The two towers are 143 metres high, have a base diameter of approximately 105 metres and a top diameter of approximately 64 metres and have been a permanent feature of the skyline south of the city of Schweinfurt for many years.

If all goes according to plan, they will be destroyed by rapid implosions within seconds of each other on August 16.

Spectators have been told they can watch the scene from a distance, without the need for ear protection or face masks. Spectators can set up along the Main River and in the fields and meadows outside the blast exclusion zone.

Just before demolition, a bang will sound to prevent the birds still sitting on the towers from being harmed.

“Thirty seconds is how long the party lasts,” says Matthias Aron, project manager at the Grafenrheinfeld plant.

The cost is just over €3 million ($3.3 million). More than two-thirds of the inflated material can be reused, Aaron said.
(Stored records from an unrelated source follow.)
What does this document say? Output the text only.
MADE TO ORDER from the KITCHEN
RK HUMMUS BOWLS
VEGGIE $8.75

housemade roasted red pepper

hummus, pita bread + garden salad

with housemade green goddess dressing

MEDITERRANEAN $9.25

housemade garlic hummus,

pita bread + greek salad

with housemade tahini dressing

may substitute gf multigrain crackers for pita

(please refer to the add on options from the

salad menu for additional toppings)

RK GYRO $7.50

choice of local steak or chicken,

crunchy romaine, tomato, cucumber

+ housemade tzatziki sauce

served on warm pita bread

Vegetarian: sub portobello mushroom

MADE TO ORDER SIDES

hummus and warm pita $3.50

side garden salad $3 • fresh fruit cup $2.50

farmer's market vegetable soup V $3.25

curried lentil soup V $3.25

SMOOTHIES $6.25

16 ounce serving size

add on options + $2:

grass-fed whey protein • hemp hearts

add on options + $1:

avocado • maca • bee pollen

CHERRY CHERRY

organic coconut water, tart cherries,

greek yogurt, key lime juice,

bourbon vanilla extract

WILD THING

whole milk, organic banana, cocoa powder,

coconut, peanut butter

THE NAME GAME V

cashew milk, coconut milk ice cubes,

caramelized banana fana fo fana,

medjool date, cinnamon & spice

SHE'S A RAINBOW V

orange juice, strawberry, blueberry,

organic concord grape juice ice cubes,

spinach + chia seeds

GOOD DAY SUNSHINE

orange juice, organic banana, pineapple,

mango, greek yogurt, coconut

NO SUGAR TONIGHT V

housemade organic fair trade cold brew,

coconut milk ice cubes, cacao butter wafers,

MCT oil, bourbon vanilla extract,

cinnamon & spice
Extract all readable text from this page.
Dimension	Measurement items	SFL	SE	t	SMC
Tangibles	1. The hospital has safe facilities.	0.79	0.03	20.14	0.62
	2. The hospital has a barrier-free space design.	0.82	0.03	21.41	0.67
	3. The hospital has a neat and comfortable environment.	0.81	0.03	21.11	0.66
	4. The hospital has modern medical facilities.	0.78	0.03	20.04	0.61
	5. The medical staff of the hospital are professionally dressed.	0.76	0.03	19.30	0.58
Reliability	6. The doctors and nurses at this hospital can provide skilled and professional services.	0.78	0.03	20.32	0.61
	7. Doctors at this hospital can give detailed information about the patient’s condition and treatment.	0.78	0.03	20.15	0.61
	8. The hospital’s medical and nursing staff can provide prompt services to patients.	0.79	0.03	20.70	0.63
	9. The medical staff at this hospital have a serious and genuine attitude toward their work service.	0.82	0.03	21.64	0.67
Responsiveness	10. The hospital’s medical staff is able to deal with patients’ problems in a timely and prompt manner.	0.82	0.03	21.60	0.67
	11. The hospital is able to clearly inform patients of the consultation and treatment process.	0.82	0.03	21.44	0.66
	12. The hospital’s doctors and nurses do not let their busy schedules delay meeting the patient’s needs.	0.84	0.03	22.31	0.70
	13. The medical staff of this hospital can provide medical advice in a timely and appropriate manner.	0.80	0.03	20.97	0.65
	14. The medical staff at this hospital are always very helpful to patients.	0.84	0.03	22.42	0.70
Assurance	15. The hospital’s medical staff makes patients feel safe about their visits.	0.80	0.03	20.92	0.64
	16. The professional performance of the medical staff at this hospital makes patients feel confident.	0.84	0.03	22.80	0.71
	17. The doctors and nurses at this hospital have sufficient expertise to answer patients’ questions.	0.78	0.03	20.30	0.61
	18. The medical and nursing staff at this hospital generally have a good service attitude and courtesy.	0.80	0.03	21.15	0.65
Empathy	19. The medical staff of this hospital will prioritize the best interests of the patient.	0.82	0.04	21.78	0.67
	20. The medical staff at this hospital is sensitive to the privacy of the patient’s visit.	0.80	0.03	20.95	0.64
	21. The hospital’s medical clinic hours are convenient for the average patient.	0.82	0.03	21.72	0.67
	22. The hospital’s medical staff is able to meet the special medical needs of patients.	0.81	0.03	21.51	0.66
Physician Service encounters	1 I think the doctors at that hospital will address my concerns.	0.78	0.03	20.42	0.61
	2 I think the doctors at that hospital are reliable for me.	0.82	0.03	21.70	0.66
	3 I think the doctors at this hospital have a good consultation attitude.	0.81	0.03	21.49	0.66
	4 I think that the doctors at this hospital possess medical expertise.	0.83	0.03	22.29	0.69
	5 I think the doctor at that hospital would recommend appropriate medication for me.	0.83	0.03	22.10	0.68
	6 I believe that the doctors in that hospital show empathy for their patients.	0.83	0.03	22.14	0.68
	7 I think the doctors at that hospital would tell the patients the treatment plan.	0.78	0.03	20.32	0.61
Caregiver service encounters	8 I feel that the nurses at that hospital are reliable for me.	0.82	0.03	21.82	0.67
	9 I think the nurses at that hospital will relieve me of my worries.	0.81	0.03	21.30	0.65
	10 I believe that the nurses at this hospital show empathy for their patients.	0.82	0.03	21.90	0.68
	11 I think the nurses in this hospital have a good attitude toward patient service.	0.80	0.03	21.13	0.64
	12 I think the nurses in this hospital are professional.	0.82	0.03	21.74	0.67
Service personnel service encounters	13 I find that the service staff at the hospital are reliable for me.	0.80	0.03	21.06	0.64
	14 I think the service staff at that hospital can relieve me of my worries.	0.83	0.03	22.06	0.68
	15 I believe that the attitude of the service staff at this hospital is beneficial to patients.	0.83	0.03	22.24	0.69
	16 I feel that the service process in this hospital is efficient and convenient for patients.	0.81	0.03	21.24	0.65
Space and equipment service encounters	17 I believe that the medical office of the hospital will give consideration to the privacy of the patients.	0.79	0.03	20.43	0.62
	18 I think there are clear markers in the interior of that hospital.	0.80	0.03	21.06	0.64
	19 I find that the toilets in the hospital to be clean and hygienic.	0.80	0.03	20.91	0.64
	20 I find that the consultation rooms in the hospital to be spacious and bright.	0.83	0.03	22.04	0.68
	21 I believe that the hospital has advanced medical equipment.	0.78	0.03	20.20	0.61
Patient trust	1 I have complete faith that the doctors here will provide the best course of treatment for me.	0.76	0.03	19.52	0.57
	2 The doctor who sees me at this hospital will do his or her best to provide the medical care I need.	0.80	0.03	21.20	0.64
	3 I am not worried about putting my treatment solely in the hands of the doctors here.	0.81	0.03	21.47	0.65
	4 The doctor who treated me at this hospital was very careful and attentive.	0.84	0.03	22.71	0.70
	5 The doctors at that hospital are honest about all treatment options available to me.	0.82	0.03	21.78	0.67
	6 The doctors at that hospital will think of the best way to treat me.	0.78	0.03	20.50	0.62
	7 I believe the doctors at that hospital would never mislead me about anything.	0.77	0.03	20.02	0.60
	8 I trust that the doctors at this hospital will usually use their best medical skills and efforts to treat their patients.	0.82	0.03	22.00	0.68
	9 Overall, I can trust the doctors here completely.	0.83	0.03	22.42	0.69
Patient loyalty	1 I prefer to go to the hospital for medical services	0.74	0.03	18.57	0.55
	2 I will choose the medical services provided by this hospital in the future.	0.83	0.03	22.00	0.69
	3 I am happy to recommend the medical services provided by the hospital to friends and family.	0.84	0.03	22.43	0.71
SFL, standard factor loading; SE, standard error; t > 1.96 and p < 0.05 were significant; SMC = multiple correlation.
It is the second time that cooling towers at a decommissioned German nuclear power plant have been demolished.

The first demolition, in May 2020, involved two towers of the Philippsburg nuclear power plant. This took place without an audience due to the coronavirus pandemic.

Nuclear phase-out after Fukushima

Grafenrheinfeld was in use for 33 years until 2015, when it was taken offline. Dismantling began in 2018 and is expected to take another 10 years, according to project manager Aron.

Germany was so alarmed by the nuclear disaster at Fukushima in Japan in March 2011 that then-Chancellor Angela Merkel announced a gradual phase-out of nuclear power in the country. Eight older nuclear power plants were taken permanently offline in the summer of 2011.

After six decades of nuclear power in Germany, the last three nuclear power plants were closed in April 2023. The dismantling and clean-up of the sites will take years.